Last updated on November 18th, 2025 at 06:25 pm
Summary
Teriflunomide is a moderately effective platform therapy for treating active MS; it reduces the relapse rate by ~30% and slows the acquisition of disability to a similar degree. It reduces magnetic resonance imaging (MRI) activity by ~70% and slows down brain volume loss, but not to the same degree as highly effective DMTs. Teriflunomide is licensed as a first-line therapy in the UK. It is taken as a daily 14 mg tablet. Although teriflunomide inhibits cell proliferation, it is not an immunosuppressive agent and is classified as an ‘immunomodulatory therapy’.
Teriflunomide has not been associated with opportunistic infections, secondary malignancies, a blunted antibody response to vaccines or lymphopaenia (low lymphocyte counts). Low lymphocyte counts occur in only a small minority of people with MS. In general, teriflunomide is well tolerated, with only a small number of people with MS (< 5%) developing abnormal liver function tests or gastrointestinal symptoms (mainly diarrhoea) that result in them having to stop the therapy. Teriflunomide can cause mild hair thinning that is transient; please note this is not alopecia or baldness and, in my experience, is not a problem for people with MS taking the drug.
Teriflunomide is considered to be potentially teratogenic, i.e. it has the potential to cause foetal abnormalities when women fall pregnant on the drug, which makes it unsuitable for women of childbearing age who are planning to start, or extend, their families. Teriflunomide has a long half-life and hence stays in the body for months. There is a rapid elimination procedure that can remove teriflunomide from the body within days. When teriflunomide is started, the European Medicines Agency (EMA) requires blood monitoring every 4 weeks for 6 months and 2 monthly thereafter. I think these requirements are excessive; many neurologists use the American guidelines, which stipulate monthly tests for 6 months and regularly after that.

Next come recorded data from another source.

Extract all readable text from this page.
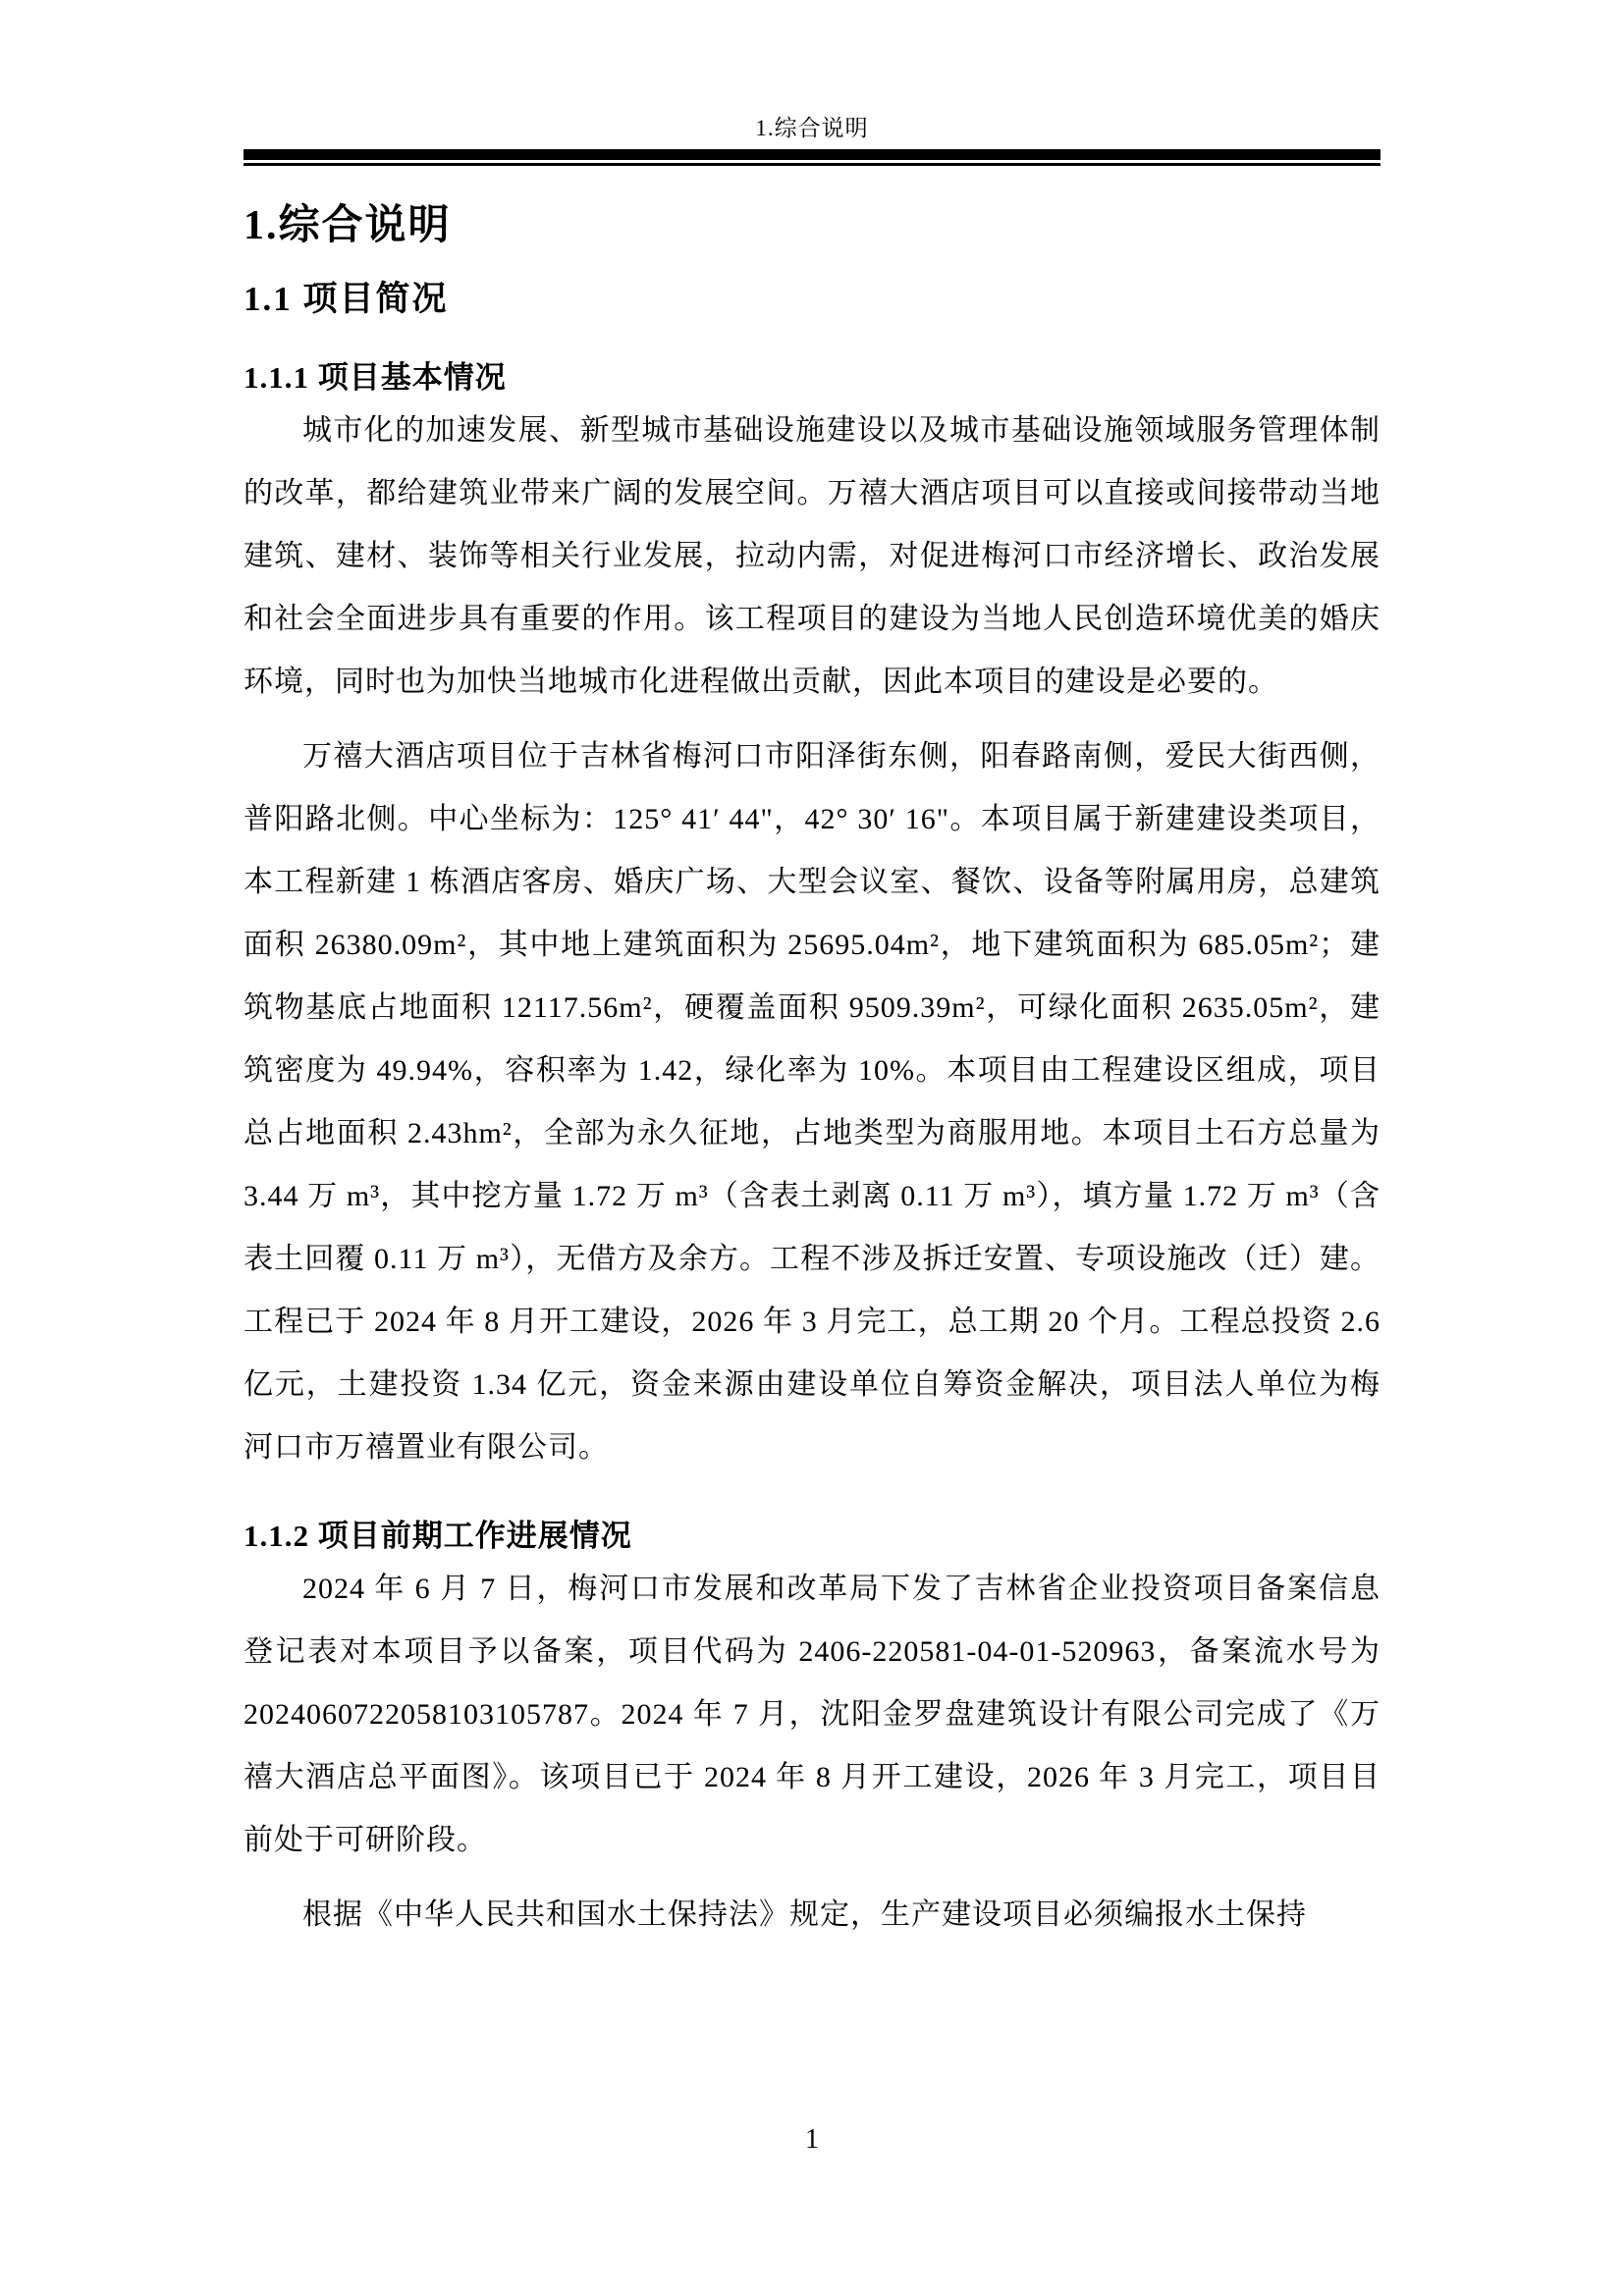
1.综合说明
1.综合说明
1.1 项目简况
1.1.1 项目基本情况

城市化的加速发展、新型城市基础设施建设以及城市基础设施领域服务管理体制的改革，都给建筑业带来广阔的发展空间。万禧大酒店项目可以直接或间接带动当地建筑、建材、装饰等相关行业发展，拉动内需，对促进梅河口市经济增长、政治发展和社会全面进步具有重要的作用。该工程项目的建设为当地人民创造环境优美的婚庆环境，同时也为加快当地城市化进程做出贡献，因此本项目的建设是必要的。

万禧大酒店项目位于吉林省梅河口市阳泽街东侧，阳春路南侧，爱民大街西侧，普阳路北侧。中心坐标为：125° 41′ 44"，42° 30′ 16"。本项目属于新建建设类项目，本工程新建 1 栋酒店客房、婚庆广场、大型会议室、餐饮、设备等附属用房，总建筑面积 26380.09m²，其中地上建筑面积为 25695.04m²，地下建筑面积为 685.05m²；建筑物基底占地面积 12117.56m²，硬覆盖面积 9509.39m²，可绿化面积 2635.05m²，建筑密度为 49.94%，容积率为 1.42，绿化率为 10%。本项目由工程建设区组成，项目总占地面积 2.43hm²，全部为永久征地，占地类型为商服用地。本项目土石方总量为 3.44 万 m³，其中挖方量 1.72 万 m³（含表土剥离 0.11 万 m³），填方量 1.72 万 m³（含表土回覆 0.11 万 m³），无借方及余方。工程不涉及拆迁安置、专项设施改（迁）建。工程已于 2024 年 8 月开工建设，2026 年 3 月完工，总工期 20 个月。工程总投资 2.6 亿元，土建投资 1.34 亿元，资金来源由建设单位自筹资金解决，项目法人单位为梅河口市万禧置业有限公司。

1.1.2 项目前期工作进展情况

2024 年 6 月 7 日，梅河口市发展和改革局下发了吉林省企业投资项目备案信息登记表对本项目予以备案，项目代码为 2406-220581-04-01-520963，备案流水号为 2024060722058103105787。2024 年 7 月，沈阳金罗盘建筑设计有限公司完成了《万禧大酒店总平面图》。该项目已于 2024 年 8 月开工建设，2026 年 3 月完工，项目目前处于可研阶段。

根据《中华人民共和国水土保持法》规定，生产建设项目必须编报水土保持

1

It has been difficult to use teriflunomide in the UK, on the NHS, because of its monitoring requirements and associated costs. In clinical practice, teriflunomide seems to be much more effective than suggested by the clinical trial results, which may explain its popularity in other countries. Interestingly, people who start teriflunomide as a second-line or third-line DMT do better than those using it first-line. I have no idea why teriflunomide is more effective after people with MS have failed other DMTs; it may have something to do with its alternative modes of action, for example, its antiviral effects.
Trade name
Aubagio.
Mode of action
Mainly by inhibiting the enzyme dihydroorotate dehydrogenase (DHODH) which affects pyrimidine metabolism in cells.
Efficacy
Moderate.
Class
Maintenance, immunomodulatory.
Immunosuppression
No.
Dosing
14 mg once daily. USA only: 7 mg/day tablet is also licensed (elsewhere, you can take 14 mg tablet on alternate days).
Main adverse events and monitoring requirements
Raised liver enzymes, particularly in people with pre-existing liver disease; possible high blood pressure; rarely, severe hypersensitivity skin reactions.
Liver enzyme assessments every two weeks for 6 months and every 8 weeks thereafter.
Rebaseline MRI scan, ideally after 6 months of treatment.
Pregnancy and breastfeeding: effective contraception is essential while on treatment and during drug elimination before conception. Breastfeeding is contraindicated.